Sl. No (A) | Data Set(Xi) (B) | Mean of data set =µ ( C) | (Xi – µ) D=(B-C) |
X1 | 50 | 56.0 | -6.0 |
X2 | 55 | 56.0 | -1.0 |
X3 | 45 | 56.0 | -11.0 |
X4 | 50 | 56.0 | -6.0 |
X5 | 80 | 56.0 | 24.0 |
Step – 3 Now square the difference (Xi -µ)^2 and do the sum.
Sl. No (A) | Data Set(Xi) (B) | Mean of data set =µ ( C) | (Xi – µ) D=(B-C) | (Xi – µ)^2 E= D^2 |
X1 | 50 | 56.0 | -6.0 | 36 |
X2 | 55 | 56.0 | -1.0 | 1 |
X3 | 45 | 56.0 | -11.0 | 121 |
X4 | 50 | 56.0 | -6.0 | 36 |
X5 | 80 | 56.0 | 24.0 | 576 |
Sum | 770 |
Step – 4 Calculate the variance
Sl No (A) | Data Set(Xi) (B) | Mean of data set =µ ( C) | (Xi – µ) D=(B-C) | (Xi – µ)^2 E= D^2 | Sum of (Xi-µ)^2 /n = (Variance (σ2 ) (F ) |
X1 | 50 | 56.0 | -6.0 | 36 | 154 |
X2 | 55 | 56.0 | -1.0 | 1 | |
X3 | 45 | 56.0 | -11.0 | 121 | |
X4 | 50 | 56.0 | -6.0 | 36 | |
X5 | 80 | 56.0 | 24.0 | 576 | |
Sum | 770 |
Step – 5 Calculate the standard deviation.

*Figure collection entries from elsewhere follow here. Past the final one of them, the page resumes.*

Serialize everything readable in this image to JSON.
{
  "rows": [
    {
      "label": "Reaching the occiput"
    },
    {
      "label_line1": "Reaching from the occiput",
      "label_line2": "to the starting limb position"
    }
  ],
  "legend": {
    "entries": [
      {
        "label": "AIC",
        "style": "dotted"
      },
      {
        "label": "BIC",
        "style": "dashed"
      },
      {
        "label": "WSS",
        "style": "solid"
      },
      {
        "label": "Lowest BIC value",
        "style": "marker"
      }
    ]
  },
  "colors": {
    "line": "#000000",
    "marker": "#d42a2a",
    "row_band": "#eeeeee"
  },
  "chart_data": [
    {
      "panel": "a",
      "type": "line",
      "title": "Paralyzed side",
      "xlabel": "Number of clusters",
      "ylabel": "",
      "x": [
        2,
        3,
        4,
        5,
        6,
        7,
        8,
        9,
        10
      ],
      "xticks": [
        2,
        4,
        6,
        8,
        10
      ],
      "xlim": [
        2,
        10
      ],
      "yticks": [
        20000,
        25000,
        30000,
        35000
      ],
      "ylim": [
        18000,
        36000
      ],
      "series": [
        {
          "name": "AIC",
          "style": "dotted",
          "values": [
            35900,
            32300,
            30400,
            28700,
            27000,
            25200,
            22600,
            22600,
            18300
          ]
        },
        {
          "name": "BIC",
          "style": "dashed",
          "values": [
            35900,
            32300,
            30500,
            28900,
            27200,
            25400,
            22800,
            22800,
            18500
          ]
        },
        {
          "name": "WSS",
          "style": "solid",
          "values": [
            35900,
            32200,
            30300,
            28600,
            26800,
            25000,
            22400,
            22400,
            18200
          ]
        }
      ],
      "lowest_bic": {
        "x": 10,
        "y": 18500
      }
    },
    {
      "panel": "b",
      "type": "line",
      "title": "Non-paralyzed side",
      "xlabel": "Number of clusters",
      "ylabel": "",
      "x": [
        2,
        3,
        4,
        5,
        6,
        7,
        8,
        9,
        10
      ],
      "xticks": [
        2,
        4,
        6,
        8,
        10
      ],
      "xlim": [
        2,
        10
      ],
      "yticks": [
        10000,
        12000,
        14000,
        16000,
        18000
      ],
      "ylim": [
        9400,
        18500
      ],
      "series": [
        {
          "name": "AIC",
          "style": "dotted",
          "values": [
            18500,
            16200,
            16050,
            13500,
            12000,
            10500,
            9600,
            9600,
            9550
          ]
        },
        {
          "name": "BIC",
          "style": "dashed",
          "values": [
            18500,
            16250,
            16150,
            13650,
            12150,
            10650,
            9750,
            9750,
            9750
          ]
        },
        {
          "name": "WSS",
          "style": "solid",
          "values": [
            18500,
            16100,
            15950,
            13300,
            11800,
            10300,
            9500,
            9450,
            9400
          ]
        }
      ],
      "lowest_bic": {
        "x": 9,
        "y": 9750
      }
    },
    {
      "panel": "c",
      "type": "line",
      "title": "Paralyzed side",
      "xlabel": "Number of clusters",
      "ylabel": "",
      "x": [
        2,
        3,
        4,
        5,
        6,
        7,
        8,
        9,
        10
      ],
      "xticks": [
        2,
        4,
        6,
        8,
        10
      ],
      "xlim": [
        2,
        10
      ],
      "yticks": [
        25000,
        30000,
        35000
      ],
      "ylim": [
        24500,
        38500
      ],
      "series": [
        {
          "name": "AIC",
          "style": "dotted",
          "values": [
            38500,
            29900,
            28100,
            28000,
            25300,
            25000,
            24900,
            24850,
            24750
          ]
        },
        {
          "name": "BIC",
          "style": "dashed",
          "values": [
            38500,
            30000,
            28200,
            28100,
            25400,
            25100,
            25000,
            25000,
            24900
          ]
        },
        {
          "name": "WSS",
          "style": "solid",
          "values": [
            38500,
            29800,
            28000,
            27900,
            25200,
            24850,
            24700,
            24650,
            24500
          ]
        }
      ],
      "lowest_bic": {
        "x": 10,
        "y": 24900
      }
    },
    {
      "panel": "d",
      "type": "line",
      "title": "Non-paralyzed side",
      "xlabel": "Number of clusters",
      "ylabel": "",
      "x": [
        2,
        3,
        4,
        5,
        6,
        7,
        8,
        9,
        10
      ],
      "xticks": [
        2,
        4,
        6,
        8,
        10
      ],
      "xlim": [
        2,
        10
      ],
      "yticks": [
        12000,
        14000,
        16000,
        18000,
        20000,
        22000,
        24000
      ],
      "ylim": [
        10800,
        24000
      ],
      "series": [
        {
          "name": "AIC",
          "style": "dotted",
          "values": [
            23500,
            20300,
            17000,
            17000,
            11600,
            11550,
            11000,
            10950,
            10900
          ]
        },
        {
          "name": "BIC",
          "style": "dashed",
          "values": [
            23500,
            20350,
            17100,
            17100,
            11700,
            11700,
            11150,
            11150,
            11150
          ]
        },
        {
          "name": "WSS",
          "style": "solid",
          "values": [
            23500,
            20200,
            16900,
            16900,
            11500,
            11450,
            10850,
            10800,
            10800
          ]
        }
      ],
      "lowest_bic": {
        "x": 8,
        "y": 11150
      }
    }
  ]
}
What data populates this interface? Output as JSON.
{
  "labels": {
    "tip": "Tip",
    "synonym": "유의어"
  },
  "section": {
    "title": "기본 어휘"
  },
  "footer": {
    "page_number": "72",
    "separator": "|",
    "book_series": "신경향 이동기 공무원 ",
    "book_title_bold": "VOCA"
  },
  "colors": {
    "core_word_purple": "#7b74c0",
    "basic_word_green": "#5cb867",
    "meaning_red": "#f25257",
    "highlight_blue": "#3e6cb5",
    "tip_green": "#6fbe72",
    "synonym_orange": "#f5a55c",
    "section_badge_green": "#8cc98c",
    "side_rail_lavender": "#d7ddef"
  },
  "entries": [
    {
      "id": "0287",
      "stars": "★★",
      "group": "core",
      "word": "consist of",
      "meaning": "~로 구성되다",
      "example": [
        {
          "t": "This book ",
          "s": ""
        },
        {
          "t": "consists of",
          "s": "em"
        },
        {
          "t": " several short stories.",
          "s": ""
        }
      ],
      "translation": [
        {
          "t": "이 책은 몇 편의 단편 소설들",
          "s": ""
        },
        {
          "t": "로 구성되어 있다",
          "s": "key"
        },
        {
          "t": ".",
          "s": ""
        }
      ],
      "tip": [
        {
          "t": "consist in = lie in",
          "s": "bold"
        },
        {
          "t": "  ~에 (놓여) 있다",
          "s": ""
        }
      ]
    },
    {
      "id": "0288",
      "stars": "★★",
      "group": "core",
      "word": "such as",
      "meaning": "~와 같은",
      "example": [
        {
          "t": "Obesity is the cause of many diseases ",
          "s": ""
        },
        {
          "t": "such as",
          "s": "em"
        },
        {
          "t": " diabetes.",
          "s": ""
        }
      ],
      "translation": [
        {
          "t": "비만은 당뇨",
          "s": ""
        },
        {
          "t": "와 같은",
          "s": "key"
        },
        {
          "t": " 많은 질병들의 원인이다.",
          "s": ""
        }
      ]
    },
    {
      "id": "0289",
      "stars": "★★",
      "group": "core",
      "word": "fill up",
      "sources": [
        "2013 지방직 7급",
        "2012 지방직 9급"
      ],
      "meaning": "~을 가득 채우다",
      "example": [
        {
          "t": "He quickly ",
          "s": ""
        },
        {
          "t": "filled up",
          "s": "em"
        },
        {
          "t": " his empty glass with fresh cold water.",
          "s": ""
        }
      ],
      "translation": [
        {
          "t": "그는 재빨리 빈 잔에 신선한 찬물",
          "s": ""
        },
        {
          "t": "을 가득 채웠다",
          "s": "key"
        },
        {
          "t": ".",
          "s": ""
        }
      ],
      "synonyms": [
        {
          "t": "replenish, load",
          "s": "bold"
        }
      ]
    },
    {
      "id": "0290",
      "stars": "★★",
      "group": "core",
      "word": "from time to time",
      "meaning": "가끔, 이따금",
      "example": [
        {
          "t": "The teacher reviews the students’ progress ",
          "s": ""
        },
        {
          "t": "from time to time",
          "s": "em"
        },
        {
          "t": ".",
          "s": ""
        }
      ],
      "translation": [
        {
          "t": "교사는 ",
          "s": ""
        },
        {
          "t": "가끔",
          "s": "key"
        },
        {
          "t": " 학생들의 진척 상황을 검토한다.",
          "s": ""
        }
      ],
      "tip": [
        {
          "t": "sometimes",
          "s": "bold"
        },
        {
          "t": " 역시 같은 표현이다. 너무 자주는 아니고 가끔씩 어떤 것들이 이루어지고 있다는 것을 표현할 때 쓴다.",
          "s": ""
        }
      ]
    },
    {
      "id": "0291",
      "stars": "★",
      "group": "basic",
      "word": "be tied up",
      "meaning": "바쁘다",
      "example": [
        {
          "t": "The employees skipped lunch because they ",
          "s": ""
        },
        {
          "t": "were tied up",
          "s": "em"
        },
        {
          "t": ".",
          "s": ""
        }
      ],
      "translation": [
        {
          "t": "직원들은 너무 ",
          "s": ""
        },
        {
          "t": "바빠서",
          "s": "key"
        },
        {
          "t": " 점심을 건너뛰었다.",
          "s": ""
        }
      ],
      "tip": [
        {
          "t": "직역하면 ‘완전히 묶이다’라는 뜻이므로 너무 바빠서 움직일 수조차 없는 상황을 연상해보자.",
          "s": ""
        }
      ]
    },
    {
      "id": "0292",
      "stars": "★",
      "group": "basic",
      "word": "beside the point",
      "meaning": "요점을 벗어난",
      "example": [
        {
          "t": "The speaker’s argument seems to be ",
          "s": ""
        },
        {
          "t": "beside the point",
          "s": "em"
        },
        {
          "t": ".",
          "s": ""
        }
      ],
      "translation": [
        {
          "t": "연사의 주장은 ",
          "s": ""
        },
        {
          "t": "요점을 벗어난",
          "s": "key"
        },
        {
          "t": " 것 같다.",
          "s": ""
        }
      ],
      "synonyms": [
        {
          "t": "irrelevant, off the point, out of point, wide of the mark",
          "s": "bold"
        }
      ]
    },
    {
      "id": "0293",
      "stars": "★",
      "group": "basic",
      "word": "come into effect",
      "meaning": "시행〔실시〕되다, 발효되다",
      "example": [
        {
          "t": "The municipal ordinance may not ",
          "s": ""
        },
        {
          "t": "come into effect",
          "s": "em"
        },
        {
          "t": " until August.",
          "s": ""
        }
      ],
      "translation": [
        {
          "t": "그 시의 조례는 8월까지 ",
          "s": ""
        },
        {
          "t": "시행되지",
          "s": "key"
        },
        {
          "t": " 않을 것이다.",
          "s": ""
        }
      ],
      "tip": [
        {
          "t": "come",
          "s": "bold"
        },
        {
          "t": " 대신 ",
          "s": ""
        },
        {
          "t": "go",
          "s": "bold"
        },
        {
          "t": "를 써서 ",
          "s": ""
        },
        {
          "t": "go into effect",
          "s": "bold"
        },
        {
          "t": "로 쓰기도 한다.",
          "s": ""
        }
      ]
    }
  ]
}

Sl. No (A) | Data Set(Xi) (B) | Mean of data set =µ ( C) | (Xi – µ) D=(B-C) | (Xi – µ)^2 E= D^2 | Sum of (Xi-µ)^2 /n = (Variance (σ2 ) (F ) | Square root variance = (Standard deviation σ) (G)= F^.5 |
X1 | 50 | 56.0 | -6.0 | 36 | 154 | 12.4 |
X2 | 55 | 56.0 | -1.0 | 1 | ||
X3 | 45 | 56.0 | -11.0 | 121 | ||
X4 | 50 | 56.0 | -6.0 | 36 | ||
X5 | 80 | 56.0 | 24.0 | 576 | ||
Sum | 770 |
Step – 6 then calculate the Z score.
Sl. No (A) | Data Set(Xi) (B) | Mean of data set =µ ( C) | (Xi – µ) D=(B-C) | (Xi – µ)^2 E= D^2 | Sum of (Xi-µ)^2 /n = (Variance (σ2 ) (F ) | Square root variance = (Standard deviation σ) (G)= F^.5 | Z score H = D/G |
X1 | 50 | 56.0 | -6.0 | 36 | 154 | 12.4 | -0.48349 |
X2 | 55 | 56.0 | -1.0 | 1 | -0.08058 | ||
X3 | 45 | 56.0 | -11.0 | 121 | -0.88641 | ||
X4 | 50 | 56.0 | -6.0 | 36 | -0.48349 | ||
X5 | 80 | 56.0 | 24.0 | 576 | 1.933975 | ||
Sum | 770 |
All data points are within the range of -1.75 to 1.75 except reading point 80 whose Z score is 1.93, so in this case, it is considered as an outlier.
That’s very good…. Very informative
Superb!!
Thanks for your blog, nice to read. Do not stop.